You know, as I was considering all this, I was reminded of my grandmother. There was a man named Jack who went to VMI (the Virginia Military Institute in Lexington, about an hour away) whom she dated when they were college-age and was crazy about, and it was mutual, but it didn’t end in marriage because of, from what I can understand, family stuff on his part. So along comes the war, and she met my grandfather on a ship and they got married in 1946. They were married 27 years, had three children, he was a wonderful man, a great husband and he died in 1973 when my mom was in high school. Meanwhile, Jack had also gotten married and was still married, and it was not a happy marriage. After my grandfather died, she and Jack, with whom she had never totally lost touch, resumed a relationship of sorts–he never did get a divorce, but the two of them went abroad together, took trips together, talked on the phone at all hours of the night, etc. I took my first steps in Jack’s beach house. Once, my grandmother made the (at the time) startling (to me) statement, “I loved your grandfather but he was not the love of my life.” She was still having late night phone conversations and receiving gifts in the mail from Jack right up until her death at age 91, in 2010. I live in her house now, and just a few months ago, when cleaning out a closet, I found a box with Jack’s class ring from VMI in it, and a poem he had written her when he gave it to her. And it was then that I understood that even though by all accounts, she loved my grandfather and they had a great marriage and there were scores of people who saw her happy marriage in action…it always was Jack, in her heart of hearts.

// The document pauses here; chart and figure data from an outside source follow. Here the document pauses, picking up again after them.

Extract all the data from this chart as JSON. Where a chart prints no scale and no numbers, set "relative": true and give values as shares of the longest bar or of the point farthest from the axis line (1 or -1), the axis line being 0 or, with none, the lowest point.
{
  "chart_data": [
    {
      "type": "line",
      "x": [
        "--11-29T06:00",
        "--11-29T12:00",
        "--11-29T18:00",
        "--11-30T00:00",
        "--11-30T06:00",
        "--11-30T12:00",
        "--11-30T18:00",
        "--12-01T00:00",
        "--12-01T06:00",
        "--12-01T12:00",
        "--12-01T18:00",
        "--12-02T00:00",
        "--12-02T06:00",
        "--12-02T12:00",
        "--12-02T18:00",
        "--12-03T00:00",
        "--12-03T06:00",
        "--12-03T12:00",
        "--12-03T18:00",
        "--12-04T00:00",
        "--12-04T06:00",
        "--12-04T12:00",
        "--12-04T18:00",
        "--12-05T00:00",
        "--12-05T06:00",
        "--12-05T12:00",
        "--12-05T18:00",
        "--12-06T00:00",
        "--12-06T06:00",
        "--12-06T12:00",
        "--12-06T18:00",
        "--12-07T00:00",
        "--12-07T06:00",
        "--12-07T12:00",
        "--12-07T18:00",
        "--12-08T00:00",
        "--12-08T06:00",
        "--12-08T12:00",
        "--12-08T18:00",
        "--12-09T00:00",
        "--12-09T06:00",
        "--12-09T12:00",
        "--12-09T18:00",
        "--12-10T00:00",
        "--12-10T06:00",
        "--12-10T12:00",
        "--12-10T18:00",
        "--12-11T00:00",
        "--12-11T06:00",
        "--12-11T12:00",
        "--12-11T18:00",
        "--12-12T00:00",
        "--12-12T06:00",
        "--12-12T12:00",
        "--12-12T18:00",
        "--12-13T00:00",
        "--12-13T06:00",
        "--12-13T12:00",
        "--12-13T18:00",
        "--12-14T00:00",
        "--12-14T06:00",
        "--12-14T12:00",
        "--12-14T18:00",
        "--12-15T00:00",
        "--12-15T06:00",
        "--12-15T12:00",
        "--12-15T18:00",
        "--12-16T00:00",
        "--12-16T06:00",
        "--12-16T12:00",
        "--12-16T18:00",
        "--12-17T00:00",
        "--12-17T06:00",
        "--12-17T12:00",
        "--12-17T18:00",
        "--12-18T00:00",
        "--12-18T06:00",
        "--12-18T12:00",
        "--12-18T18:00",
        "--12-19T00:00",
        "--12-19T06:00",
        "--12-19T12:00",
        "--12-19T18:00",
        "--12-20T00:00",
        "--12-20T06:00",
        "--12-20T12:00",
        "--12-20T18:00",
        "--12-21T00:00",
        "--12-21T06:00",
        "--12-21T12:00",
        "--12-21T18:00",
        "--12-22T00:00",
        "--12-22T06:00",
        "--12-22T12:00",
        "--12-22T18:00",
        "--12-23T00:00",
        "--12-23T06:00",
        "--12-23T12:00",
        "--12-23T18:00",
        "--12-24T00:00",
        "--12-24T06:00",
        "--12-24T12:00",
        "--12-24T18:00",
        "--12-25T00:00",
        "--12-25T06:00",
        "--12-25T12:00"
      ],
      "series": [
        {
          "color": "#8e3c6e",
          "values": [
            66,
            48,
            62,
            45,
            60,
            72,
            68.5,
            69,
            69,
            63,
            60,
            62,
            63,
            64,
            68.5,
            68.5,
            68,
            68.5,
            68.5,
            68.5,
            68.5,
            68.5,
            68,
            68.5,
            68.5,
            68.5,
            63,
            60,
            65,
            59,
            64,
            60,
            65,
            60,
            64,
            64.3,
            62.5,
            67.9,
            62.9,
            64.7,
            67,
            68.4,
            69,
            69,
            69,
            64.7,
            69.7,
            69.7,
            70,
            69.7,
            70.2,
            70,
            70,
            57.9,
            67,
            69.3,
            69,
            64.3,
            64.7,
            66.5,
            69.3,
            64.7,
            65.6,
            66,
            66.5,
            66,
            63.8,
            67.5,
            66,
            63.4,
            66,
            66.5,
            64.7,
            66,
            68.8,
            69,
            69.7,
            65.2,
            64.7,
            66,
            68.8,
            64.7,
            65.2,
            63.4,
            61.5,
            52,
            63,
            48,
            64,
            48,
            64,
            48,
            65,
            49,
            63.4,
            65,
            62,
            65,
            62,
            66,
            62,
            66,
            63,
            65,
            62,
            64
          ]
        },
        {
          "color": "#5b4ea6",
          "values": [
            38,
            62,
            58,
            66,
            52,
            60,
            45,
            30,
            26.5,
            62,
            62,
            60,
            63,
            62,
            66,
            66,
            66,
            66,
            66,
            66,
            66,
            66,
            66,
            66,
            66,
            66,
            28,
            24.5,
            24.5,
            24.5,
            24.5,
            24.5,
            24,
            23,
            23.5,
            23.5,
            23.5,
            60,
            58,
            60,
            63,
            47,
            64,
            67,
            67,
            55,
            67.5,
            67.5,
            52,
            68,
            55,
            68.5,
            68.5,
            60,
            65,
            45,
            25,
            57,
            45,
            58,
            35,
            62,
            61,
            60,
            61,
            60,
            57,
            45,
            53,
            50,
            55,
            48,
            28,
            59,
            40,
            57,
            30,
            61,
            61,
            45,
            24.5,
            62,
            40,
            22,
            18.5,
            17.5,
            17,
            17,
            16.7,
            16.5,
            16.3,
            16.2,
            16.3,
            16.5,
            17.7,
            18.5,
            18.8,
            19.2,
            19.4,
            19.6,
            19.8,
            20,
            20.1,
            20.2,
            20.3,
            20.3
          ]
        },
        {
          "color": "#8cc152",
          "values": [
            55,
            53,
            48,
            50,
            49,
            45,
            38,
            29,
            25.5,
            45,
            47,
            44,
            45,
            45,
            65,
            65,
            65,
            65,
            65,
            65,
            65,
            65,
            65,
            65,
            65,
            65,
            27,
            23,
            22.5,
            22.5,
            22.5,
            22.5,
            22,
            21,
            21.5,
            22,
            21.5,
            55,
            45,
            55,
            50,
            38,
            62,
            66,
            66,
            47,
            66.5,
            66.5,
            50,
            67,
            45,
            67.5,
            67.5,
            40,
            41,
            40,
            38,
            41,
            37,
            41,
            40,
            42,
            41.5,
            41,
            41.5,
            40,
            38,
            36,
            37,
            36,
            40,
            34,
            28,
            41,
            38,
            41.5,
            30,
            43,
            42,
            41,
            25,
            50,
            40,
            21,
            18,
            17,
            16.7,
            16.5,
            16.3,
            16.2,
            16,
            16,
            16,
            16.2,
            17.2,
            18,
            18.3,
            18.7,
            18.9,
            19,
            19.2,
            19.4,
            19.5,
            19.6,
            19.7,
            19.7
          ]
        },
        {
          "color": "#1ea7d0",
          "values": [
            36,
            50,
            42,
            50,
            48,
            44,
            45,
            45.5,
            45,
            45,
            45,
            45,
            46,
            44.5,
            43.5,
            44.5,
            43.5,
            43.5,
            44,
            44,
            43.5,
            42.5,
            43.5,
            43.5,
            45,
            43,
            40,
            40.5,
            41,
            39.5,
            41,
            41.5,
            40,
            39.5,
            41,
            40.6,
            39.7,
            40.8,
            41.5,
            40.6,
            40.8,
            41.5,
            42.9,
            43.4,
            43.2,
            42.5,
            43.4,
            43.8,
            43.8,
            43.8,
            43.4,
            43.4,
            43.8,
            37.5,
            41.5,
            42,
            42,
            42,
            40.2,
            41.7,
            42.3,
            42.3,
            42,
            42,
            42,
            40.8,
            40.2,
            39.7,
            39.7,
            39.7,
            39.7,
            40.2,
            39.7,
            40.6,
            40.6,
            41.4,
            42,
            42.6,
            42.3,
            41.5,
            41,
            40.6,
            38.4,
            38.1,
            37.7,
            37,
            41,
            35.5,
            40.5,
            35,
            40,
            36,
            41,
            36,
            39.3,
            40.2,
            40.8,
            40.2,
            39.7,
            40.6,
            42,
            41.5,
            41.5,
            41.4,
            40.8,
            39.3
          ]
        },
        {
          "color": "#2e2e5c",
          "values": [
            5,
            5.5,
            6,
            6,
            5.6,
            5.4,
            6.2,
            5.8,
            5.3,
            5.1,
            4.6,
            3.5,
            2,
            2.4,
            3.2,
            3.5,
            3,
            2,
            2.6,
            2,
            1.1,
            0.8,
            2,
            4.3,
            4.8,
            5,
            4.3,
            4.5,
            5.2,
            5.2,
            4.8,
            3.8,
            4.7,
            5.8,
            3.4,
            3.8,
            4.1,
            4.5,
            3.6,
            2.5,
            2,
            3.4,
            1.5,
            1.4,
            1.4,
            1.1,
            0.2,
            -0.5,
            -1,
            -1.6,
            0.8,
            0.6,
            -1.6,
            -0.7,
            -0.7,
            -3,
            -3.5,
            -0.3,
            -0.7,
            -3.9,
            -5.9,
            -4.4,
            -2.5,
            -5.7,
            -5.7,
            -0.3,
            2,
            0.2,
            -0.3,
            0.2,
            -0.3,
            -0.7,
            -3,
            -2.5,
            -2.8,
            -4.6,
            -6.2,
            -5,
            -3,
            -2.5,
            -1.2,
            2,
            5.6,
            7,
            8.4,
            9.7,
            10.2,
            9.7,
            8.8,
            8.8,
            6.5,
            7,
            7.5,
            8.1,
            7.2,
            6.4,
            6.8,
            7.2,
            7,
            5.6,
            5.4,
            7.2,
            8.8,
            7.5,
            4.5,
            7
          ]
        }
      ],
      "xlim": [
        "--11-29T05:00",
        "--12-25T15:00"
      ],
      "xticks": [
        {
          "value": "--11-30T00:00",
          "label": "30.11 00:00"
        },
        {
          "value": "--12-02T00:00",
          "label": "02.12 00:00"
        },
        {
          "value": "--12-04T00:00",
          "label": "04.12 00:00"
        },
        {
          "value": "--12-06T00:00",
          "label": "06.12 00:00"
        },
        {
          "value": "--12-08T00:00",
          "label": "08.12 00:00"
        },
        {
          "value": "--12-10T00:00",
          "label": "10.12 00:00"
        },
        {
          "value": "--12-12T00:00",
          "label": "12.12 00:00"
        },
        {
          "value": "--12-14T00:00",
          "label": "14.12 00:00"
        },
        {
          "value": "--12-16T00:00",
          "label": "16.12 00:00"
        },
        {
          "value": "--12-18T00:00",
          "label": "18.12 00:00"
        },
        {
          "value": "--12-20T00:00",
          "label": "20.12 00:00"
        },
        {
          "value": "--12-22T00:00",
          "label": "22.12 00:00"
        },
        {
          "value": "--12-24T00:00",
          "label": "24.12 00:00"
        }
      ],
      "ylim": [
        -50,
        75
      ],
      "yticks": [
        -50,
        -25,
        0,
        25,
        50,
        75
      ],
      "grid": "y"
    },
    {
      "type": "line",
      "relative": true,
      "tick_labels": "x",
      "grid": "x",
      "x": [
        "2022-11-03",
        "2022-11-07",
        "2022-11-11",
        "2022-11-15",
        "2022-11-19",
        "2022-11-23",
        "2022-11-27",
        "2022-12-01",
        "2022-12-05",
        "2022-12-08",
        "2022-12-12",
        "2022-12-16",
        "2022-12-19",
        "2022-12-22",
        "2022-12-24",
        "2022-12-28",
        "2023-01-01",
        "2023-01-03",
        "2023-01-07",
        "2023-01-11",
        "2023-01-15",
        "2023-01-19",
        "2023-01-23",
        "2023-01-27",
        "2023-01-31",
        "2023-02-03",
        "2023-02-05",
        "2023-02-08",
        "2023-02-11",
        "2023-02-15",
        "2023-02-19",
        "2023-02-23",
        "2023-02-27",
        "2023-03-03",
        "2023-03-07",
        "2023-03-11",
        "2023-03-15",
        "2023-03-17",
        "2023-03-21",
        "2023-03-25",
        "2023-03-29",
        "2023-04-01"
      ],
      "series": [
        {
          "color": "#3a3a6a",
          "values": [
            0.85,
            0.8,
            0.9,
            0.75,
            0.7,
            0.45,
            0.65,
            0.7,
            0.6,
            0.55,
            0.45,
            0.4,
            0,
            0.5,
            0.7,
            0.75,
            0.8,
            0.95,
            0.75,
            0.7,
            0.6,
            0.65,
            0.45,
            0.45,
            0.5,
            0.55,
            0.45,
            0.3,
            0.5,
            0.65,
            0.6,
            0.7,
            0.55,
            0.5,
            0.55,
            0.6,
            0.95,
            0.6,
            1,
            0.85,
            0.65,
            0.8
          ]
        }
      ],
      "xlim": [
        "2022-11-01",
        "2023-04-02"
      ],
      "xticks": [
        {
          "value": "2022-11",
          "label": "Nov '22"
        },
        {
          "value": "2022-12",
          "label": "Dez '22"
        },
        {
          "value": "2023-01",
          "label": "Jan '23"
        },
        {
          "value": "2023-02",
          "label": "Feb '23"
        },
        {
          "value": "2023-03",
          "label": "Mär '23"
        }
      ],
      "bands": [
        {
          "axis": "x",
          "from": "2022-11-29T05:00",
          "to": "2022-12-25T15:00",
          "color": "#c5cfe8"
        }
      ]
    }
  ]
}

That’s a real life situation that happens to people all the time. That doesn’t invalidate what she wrote to or felt for my grandfather, just like Jeanette’s letters to and from Gene Raymond do not invalidate her lasting love for Nelson Eddy. This is one of the things that makes her so endlessly fascinating, but given the dual nature that is so visible in so many other facets of her life, and given her demonstrated ability to handle more than one man at a time, I fail to understand why this is surprising. I also fail to understand why this is a condemnation of her character. I think she had marvelous character. I think she was a person of tremendous strength and integrity; a good, generous, kind and warm human being. I think she had a hell of a lot on her plate and I think she did the very best she could to please the most people the majority of the time. I think she tried harder than practically anyone I’ve ever researched or read about to live up to a certain standard, to be worthy of the praise and admiration heaped upon her and I think when she fell short of that, she suffered guilt for it. Loving Nelson Eddy, doing what she had to do to be with him when she could–I could stand and cheer for her, for them. The power of their love, after everything that they endured, when most people would have given up and broken up…it’s awe-inspiring. It’s something neither of them could ever really shake. It tortured them, it wrecked them more than once, but they always found their way back to each other. It’s a heartbreaking story, but it is the MOST beautiful story.

always

3 thoughts on “The Gemini: That Ol’ MacDonald Duality

  1. Bravo, Katie. I think you nailed it. The analogy to your grandmother and Jack was perfect. And maybe this is why you have such an insight for your young age. It took me many more years to understand the duality that is present in most of us. Thank you so much for sharing your wisdom and your thoughts. I value you!

  2. Thanks for another beautifully worded and emotional blog entry, Katie. There will never be another love to equal that of Jeanette and Nelson and for some folk to deny it is so very short sighted of them because that love was shining and totally obvious. Thanks also for the loving explanation about your grandmother and her ‘true’ love. That helps the MacEddy lover’s amongst us to understand Jeanette’s affection for her husband. She undoubtedly loved him even though she was ‘in love’ with her one man.

  3. Bravo Katie! Another great blog. I’m in awe of your writing talent and your insight. I read and enjoy ALL your blogs. So glad I got to meet you in CA.